The ion product is not only useful for predicting equilibrium conditions; it is also useful to determine if a system is in or out of equilibrium. We therefore need to distinguish between the ion product itself and its value at equilibrium. At equilibrium the ion product is the solubility product K_sp. However, we can calculate this product for any solution (or any imagined solution). For any given set of conditions we can calculate the ion product and denote it with the letter Q. To note we are looking at solubility it would be given the symbol Q_sp. For example above imagine we used a 0.1M BaCl₂ solution and a 1M Na(NO₃) solution. This would yield a mixture with a concentration of barium ions, [Ba²⁺] = 0.1 M, and the concentration of nitrate ions, [NO₃^-] = 1 M. At these concentrations Ba(NO₃)₂ would we form a precipitate? To answer this question we need to compare the ion product for the given conditions, Q_sp, to that at the equilibrium conditions, K_sp.

If we find

\[ Q_{sp} > K_{sp} \hskip24pt {\rm then\;precipitate\;will\;form}\]

This is because the concentrations in the given solution are higher than we would find at equilibrium. When the concentrations are higher than the equilibrium concentrations, then solid will precipitate until the concentrations are reduced to the equilibrium concentrations. However, if we find

\[ Q_{sp} < K_{sp} \hskip24pt {\rm then\;no\;precipitate\;will\;form}\]
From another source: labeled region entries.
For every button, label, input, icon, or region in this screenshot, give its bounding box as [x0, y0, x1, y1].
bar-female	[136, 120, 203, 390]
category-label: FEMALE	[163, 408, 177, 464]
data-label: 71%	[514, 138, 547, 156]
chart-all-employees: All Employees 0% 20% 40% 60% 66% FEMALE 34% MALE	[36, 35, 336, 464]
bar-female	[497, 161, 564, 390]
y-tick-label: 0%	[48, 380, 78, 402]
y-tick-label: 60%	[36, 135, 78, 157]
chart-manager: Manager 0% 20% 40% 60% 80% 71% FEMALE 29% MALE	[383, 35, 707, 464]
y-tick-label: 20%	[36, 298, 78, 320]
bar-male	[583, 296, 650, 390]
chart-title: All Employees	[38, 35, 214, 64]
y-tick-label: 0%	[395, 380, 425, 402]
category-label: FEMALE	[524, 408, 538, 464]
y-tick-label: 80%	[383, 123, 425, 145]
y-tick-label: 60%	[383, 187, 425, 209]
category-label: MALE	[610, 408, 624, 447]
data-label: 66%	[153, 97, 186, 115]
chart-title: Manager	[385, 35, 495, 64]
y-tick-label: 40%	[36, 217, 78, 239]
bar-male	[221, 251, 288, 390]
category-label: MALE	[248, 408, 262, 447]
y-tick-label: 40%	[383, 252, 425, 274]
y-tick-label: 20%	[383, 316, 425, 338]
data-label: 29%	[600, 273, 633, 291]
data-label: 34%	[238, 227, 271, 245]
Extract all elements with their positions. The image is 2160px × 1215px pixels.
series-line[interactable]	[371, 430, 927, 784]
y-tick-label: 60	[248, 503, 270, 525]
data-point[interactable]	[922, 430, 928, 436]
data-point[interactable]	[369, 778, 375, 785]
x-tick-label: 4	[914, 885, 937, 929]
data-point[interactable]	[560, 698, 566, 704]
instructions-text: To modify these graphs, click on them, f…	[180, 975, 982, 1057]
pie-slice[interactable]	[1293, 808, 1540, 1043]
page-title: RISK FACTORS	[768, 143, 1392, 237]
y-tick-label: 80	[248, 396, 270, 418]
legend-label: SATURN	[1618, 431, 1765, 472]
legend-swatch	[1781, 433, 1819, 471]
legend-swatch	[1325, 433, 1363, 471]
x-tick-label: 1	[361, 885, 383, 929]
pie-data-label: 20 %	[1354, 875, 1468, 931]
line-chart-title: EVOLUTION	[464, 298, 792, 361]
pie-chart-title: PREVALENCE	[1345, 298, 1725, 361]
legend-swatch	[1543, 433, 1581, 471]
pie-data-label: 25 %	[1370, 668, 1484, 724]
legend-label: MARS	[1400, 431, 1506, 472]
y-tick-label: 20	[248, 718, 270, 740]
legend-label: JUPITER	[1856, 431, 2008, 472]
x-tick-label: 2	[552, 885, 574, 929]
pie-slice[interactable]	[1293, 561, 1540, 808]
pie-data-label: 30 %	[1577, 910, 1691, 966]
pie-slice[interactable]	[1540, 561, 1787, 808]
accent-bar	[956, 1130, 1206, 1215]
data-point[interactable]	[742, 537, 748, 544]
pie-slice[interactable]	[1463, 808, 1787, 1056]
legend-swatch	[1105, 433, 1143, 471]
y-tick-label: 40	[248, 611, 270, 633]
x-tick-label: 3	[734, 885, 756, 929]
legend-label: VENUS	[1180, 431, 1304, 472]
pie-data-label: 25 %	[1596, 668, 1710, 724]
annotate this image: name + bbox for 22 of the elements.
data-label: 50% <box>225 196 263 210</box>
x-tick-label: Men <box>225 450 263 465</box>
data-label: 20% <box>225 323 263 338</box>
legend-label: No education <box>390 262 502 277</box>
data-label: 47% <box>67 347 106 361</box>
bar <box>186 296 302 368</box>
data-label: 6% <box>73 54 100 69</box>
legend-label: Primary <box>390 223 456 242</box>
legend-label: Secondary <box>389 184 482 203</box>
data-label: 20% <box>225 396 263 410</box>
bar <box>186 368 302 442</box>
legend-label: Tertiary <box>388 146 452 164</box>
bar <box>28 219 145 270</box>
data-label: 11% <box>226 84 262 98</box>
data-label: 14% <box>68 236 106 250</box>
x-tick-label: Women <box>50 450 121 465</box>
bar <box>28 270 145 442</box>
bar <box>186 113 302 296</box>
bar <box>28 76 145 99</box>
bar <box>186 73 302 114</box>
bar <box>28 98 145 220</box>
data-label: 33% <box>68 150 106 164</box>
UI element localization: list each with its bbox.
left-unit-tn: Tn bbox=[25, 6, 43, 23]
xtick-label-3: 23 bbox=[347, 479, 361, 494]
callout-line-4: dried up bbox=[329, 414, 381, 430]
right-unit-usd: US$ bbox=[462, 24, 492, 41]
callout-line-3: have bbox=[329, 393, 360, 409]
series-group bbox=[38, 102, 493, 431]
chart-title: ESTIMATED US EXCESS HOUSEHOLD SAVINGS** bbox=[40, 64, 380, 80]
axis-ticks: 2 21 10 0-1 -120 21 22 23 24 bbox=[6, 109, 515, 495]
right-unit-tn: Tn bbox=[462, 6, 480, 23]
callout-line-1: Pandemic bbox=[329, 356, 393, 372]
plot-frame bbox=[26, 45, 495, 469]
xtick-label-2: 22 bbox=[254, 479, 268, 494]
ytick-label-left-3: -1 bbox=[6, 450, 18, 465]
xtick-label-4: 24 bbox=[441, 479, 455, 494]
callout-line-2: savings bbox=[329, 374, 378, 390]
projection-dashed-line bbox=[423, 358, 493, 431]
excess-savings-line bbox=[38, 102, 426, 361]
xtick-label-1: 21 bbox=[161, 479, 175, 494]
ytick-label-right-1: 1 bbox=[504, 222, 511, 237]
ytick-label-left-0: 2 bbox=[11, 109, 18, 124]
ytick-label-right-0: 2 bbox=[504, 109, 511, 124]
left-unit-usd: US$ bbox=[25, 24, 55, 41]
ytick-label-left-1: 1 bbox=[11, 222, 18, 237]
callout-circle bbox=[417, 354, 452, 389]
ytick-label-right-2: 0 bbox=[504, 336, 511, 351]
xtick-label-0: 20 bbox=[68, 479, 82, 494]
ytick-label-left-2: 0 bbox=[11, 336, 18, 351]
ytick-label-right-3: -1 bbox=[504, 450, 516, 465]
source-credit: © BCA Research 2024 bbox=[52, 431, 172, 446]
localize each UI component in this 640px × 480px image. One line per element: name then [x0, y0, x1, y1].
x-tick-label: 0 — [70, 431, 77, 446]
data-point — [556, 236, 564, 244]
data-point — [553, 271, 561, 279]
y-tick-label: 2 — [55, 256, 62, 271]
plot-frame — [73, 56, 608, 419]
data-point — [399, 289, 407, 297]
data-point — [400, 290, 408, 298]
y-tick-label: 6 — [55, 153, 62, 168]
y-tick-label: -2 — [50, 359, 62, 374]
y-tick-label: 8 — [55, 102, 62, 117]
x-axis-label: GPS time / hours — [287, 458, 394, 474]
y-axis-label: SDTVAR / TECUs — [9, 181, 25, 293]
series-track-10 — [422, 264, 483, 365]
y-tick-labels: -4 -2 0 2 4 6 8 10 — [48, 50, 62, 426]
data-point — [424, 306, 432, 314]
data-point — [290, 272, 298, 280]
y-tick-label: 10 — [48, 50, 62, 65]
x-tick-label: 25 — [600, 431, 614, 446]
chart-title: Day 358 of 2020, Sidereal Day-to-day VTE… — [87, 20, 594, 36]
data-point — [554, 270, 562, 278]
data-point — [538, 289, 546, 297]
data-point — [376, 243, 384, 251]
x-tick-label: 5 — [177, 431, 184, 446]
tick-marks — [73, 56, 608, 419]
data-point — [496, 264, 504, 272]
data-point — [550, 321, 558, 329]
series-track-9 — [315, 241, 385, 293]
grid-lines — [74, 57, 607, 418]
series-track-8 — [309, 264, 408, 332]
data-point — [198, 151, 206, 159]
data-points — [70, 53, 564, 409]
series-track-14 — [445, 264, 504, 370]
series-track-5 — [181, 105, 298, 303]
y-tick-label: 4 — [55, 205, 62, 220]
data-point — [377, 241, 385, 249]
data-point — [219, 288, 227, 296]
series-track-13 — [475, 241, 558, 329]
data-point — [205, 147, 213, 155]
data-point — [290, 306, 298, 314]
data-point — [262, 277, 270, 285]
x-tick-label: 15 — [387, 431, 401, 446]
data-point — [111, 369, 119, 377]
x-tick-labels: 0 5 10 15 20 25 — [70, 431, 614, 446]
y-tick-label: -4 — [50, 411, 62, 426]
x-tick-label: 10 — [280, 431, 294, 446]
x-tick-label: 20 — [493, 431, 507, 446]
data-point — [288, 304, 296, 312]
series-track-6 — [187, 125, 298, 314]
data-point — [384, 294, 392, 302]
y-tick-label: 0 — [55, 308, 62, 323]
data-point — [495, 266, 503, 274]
This is because the concentrations are below the equilibrium concentrations. Any solid would dissolve spontaneously at these concentrations. Therefore no solid will form. If we find that

\[ Q_{sp} = K_{sp} \hskip24pt {\rm then\;the\;system\;is\;at\;equilibrium}\]

No solid is precipitate. No more solid can dissolve into this solution. We have formed a saturated solution.

Returning to the Ba(NO₃)₂ solution, does a precipitate form when [Ba²⁺] = 0.1 M and [NO₃^-] = 1 M? We need to compare Q_sp and K_sp.

\[ Q_{sp} =\rm{[Ba^{2+}][NO_3^-]^2} = (0.1)(1)^2 = 0.1.\]

A table of K_sp values shows that K_sp for Ba(NO₃)₂ is 4.6 x 10^-3. Since Q_sp > K_sp a precipitate will form. Note: nitrate salts are general soluble. However, even with soluble salts it is possible to get the concentrations so high that they will precipitate. It all depends on what you have now (Q) vs what you would have at equilibrium (K).

A problem to determine if a precipitate forms

Super-Saturated Solutions

It is possible to increase the concentration beyond this equilibrium point. A solution with a concentration higher than the saturation concentration is called a super-saturated solution. In such a condition the system is no longer at equilibrium and will spontaneously form a solid precipitate since Q_sp > K_sp . However, as the formation of the solid crystals takes time the solution can stay trapped in this super-saturated condition for a long time. Typically it is possible to make a super-saturated solution by first making a saturated solution at higher temperature where the solubility is higher. The solution can then be slowly cooled to a lower temperature where the solubility is lower.